Comsys is getting more inquiries from foreigners, according to an investor relations official. The company targets a dividend payout ratio of 30%. The figure climbs to 70% when the value of stock buybacks is added. The expected dividend yield of 2.1% bests the average of 1.77% for components of the Nikkei Stock Average.
Yamaha Motor, which gained 0.8% to end Monday at 2,872 yen, has also set a target dividend payout ratio of 30% in its medium-term business plan through fiscal 2018. Its dividend yield comes to 2.26%. "Overseas investors weighing dividends heavily are buying Japan stocks," said Chisato Haganuma, chief equity strategist at Mitsubishi UFJ Morgan Stanley Securities.
In the first half of 2016, Japanese stocks accounted for around 3-4% of the portfolios of global funds that invest in equities around the world and attach great importance to generous dividends, according to U.S. investment research firm EPFR. But lately, the figure has climbed to around 5%. The Nomura Japan Consecutively Increased Dividend Stock Index has risen broadly since April, indicating that share prices have increased for companies repeatedly boosting those payouts.
Investors are wary that Western stocks may be riding too high. Germany's DAX index has gained around 10% since the start of the year amid optimism over an economic recovery in Europe. But "wage increases have not followed," said Kenichiro Yoshida, senior economist at the Mizuho Research Institute, so the economy "has not reached the point of a self-sustaining recovery." As a result, investors are turning more readily toward Japan, where equities have risen comparatively slowly over the period.
Investors settling on Japan stocks by process of elimination want to secure solid yields and are taking a cue from companies' stances on shareholder returns.

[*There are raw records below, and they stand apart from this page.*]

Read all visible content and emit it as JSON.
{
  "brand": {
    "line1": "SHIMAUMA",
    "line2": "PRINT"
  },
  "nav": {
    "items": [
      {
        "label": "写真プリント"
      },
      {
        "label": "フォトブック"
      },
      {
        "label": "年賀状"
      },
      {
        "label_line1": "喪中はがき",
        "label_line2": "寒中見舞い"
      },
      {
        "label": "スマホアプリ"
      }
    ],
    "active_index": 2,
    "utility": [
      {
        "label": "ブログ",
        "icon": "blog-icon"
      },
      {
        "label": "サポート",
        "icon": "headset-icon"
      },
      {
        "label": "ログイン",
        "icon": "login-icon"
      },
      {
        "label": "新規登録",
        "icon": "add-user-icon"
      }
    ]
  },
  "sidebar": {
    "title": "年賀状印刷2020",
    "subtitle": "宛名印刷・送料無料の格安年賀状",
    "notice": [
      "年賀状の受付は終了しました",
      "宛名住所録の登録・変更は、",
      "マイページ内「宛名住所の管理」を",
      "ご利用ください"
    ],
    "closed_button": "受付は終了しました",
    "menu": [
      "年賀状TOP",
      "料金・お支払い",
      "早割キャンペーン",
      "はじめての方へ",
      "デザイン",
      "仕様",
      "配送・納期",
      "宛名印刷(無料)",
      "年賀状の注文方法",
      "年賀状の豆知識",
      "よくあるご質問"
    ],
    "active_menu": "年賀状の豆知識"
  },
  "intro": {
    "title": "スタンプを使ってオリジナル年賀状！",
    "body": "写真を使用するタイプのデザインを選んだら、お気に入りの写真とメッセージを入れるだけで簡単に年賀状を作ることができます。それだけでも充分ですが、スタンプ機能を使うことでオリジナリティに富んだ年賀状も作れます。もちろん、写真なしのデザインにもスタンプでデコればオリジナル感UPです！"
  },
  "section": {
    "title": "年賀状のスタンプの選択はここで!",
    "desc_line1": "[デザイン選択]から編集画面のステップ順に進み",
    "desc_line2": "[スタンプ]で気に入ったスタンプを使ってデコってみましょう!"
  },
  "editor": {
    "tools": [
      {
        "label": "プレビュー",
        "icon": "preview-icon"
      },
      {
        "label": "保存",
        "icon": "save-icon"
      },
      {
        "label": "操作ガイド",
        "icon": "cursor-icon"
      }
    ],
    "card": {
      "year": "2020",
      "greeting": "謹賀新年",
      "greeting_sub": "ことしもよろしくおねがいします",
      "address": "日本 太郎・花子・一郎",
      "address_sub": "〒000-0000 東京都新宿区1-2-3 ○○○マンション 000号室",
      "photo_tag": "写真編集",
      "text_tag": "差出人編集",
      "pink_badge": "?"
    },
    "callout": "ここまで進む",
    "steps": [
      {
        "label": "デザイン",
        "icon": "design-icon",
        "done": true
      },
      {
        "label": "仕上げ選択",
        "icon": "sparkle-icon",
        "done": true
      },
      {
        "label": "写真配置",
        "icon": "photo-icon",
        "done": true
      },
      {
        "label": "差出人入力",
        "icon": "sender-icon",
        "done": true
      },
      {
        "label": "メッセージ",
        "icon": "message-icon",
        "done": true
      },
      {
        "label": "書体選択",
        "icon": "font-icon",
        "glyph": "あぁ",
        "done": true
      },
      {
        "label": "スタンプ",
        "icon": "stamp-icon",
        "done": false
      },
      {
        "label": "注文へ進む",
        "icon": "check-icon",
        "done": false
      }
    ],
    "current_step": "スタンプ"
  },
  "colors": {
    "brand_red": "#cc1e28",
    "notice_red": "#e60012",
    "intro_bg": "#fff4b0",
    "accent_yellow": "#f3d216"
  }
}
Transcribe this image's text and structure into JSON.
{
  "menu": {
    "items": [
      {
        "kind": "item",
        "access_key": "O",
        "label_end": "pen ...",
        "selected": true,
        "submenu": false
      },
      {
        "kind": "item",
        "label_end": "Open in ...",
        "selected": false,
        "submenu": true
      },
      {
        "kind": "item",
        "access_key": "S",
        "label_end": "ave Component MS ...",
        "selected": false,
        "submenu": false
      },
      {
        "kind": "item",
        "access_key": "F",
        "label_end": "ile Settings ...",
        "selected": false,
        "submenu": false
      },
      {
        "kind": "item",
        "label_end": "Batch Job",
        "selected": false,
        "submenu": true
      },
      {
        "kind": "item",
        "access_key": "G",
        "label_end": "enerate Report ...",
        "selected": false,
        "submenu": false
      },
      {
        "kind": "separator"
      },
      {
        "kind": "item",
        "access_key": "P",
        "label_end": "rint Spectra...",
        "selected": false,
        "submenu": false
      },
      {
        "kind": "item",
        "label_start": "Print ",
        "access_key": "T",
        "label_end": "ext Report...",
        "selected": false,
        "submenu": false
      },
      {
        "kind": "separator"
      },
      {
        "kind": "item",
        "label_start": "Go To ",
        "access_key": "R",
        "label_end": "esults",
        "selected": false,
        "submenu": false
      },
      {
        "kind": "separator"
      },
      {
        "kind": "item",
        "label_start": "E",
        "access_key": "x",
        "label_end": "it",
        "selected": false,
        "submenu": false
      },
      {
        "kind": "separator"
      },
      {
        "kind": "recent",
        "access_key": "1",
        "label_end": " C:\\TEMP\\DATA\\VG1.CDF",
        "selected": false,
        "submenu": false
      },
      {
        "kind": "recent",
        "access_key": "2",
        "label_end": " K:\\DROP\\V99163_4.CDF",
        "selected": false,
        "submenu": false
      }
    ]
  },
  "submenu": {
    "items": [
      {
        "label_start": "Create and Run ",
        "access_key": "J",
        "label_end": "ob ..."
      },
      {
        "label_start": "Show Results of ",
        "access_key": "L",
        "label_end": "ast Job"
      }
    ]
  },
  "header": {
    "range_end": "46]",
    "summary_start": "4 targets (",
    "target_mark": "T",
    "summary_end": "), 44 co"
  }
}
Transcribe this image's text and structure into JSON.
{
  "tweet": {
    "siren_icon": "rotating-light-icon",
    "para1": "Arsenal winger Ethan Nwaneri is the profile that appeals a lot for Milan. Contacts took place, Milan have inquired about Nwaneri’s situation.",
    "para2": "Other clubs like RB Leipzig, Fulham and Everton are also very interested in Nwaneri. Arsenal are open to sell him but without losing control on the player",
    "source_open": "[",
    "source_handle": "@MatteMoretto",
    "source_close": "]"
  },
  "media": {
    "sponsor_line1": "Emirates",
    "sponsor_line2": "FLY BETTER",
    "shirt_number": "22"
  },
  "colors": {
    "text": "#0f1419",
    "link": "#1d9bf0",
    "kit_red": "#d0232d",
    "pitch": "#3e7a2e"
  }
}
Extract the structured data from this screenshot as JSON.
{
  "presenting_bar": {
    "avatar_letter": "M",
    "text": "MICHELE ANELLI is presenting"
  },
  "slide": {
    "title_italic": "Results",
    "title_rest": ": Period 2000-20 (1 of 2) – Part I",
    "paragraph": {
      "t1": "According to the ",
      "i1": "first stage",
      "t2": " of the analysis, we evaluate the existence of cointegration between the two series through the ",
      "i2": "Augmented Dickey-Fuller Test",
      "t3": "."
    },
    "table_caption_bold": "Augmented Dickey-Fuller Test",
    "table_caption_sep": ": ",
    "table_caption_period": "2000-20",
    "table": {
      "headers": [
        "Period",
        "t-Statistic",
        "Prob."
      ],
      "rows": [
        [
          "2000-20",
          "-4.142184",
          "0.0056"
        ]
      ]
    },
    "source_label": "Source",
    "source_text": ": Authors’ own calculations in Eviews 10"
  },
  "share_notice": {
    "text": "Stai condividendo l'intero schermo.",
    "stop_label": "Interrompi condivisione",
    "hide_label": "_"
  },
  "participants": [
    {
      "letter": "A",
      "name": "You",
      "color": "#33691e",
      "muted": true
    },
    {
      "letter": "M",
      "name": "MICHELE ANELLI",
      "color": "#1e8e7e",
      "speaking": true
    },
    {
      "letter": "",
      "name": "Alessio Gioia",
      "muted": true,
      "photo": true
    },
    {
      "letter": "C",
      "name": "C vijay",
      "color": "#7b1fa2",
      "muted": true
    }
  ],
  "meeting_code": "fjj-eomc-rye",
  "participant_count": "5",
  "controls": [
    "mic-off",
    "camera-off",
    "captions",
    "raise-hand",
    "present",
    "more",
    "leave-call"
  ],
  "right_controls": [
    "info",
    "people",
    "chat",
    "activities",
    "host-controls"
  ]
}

Thanks in part to the introduction of corporate governance standards, Japanese businesses incorporating payout ratios into their medium-term plans are on an upward trajectory.
One "could even say there's room to raise dividends further," Haganuma said. While Japanese dividend yields are lower than their Western counterparts, the gap is now closing.
Whether foreign "dividend hunters" will translate into a sustained rise for Japan equities is unclear. Even some companies increasing dividend payouts appear overvalued, based on such indicators as price-earnings ratios.
Net profit for listed Japanese companies is expected to reach an all-time high this fiscal year. To lure investors to a broader range of shares, businesses will need to apply these earnings toward growth strategies as well.